Search code examples
pythondata-structurescollectionsabstract-data-typefunctools

How to use python collections for custom classes


Still somewhat perplexed by python and it's magic functional programming, so I tend to find myself writing code that is more towards the Java paradigm of programming as opposed to Idiomatic Python.

My question is somewhat related to: How do I make a custom class a collection in Python

The only difference is I have nested objects (using composition). The VirtualPage object is comprised of a list of PhysicalPage objects. I have a function which can take a list of PhyscialPage objects and coalesce all of the details into a single named tuple I call PageBoundary. Essentially it's a serialization function which can spit out a tuple comprised of an integer range which represents the physical page and the line number in the page. From this I can easily sort and order VirtualPages among one another (that's the idea at least):

PageBoundary = collections.namedtuple('PageBoundary', 'begin end')

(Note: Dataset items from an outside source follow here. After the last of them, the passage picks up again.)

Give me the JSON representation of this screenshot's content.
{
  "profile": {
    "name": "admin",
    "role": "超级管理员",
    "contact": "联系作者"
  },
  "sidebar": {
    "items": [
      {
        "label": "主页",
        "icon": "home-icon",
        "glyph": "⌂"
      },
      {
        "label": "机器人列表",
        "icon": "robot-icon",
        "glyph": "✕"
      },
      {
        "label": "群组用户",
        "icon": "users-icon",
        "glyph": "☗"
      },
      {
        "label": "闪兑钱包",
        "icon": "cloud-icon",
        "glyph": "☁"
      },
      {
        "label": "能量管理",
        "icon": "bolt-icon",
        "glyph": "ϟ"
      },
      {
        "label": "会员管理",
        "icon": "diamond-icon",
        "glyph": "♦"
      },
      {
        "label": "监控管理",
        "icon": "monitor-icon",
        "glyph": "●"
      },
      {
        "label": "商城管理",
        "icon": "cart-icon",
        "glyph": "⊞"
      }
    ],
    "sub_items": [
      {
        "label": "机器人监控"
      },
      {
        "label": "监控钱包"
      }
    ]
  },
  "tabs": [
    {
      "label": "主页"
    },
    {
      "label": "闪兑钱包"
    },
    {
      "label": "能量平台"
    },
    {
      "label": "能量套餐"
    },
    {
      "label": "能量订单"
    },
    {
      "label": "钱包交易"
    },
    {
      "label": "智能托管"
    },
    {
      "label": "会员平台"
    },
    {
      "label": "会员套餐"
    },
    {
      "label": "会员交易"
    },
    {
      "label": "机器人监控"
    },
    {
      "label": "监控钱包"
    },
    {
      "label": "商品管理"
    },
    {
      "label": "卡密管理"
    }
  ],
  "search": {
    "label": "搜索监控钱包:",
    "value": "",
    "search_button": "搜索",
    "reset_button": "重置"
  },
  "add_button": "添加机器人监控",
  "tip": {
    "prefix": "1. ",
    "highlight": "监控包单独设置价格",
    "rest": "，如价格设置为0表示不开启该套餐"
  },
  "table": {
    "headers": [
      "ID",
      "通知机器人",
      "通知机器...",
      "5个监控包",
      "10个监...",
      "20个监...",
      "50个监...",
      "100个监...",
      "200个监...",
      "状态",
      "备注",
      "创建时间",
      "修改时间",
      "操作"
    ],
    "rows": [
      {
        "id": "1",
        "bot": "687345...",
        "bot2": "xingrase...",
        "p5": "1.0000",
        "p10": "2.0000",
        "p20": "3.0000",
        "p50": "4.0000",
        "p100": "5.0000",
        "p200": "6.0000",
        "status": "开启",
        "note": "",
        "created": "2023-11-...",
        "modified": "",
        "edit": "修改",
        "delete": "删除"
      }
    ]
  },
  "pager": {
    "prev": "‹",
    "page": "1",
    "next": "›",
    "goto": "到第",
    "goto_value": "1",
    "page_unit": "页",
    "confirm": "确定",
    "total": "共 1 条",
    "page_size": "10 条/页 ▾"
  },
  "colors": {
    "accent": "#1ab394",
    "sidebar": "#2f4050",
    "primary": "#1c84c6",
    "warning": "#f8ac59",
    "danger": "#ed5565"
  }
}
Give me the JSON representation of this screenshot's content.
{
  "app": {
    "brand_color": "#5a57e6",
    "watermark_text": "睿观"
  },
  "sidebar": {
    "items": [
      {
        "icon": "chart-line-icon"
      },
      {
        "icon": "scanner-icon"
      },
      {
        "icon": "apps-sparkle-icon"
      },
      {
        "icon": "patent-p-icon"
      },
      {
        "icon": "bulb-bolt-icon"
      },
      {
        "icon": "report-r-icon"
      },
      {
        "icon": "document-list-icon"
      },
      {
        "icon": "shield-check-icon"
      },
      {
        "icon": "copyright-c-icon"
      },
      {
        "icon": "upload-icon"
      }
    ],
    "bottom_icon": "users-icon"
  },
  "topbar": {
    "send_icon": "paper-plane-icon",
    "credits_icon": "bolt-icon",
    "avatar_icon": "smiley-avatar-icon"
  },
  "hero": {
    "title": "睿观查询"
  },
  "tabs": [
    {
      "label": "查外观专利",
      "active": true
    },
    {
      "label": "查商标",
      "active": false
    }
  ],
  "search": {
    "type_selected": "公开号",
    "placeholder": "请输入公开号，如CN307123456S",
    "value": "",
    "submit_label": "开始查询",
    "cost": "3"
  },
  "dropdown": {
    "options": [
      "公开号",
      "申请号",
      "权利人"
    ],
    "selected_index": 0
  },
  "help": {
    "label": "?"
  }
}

I also have a function which can take a PageBoundary namedtuple and de-serialize or expand the tuple into a list of PhysicalPages. It's preferable that these two data storage classes not change as it will break any downstream code.

Here is a snippet of my custom python2.7 class. It is composed of lot things one is list which contains a the object PhysicalPage:

class VirtualPage(object):
    def __init__(self, _physical_pages=list()):
        self.physcial_pages = _physcial_pages


class PhysicalPage(object):
    # class variables: number of digits each attribute gets
    _PAGE_PAD, _LINE_PAD = 10, 12 

    def __init__(self, _page_num=-1):
        self.page_num = _page_num
        self.begin_line_num = -1
        self.end_line_num = -1

    def get_cannonical_begin(self):
        return int(''.join([str(self.page_num).zfill(PhysicalPage._PAGE_PAD),
                    str(tmp_line_num).zfill(PhysicalPage._LINE_PAD) ]))

    def get_cannonical_end(self):
        pass # see get_cannonical_begin() implementation

    def get_canonical_page_boundaries(self):
        return PageBoundary(self.get_canonical_begin(), self.get_canonical_end())

I would like to leverage some templated collection (from the python collections module) to easily sort and compare as list or set of VirtualPage classes. Also would like some advice on the layout of my data storage classes: VirtualPage and PhysicalPage.

Given either a sequence of VirtualPages or as in the example below:

vp_1 = VirtualPage(list_of_physical_pages)
vp_1_copy = VirtualPage(list_of_physical_pages)
vp_2 = VirtualPage(list_of_other_physical_pages)

I want to easily answer questions like this:

>>> vp_2 in vp_1 
False
>>> vp_2 < vp_1
True
>>> vp_1 == vp_1_copy
True

Right off the bat it seems obvious that the VirtualPage class needs to call get_cannonical_page_boundaries or even implement the function itself. At a minimum it should loop over it's PhysicalPage list to implement the required functions (lt() and eq()) so I can compare b/w VirtualPages.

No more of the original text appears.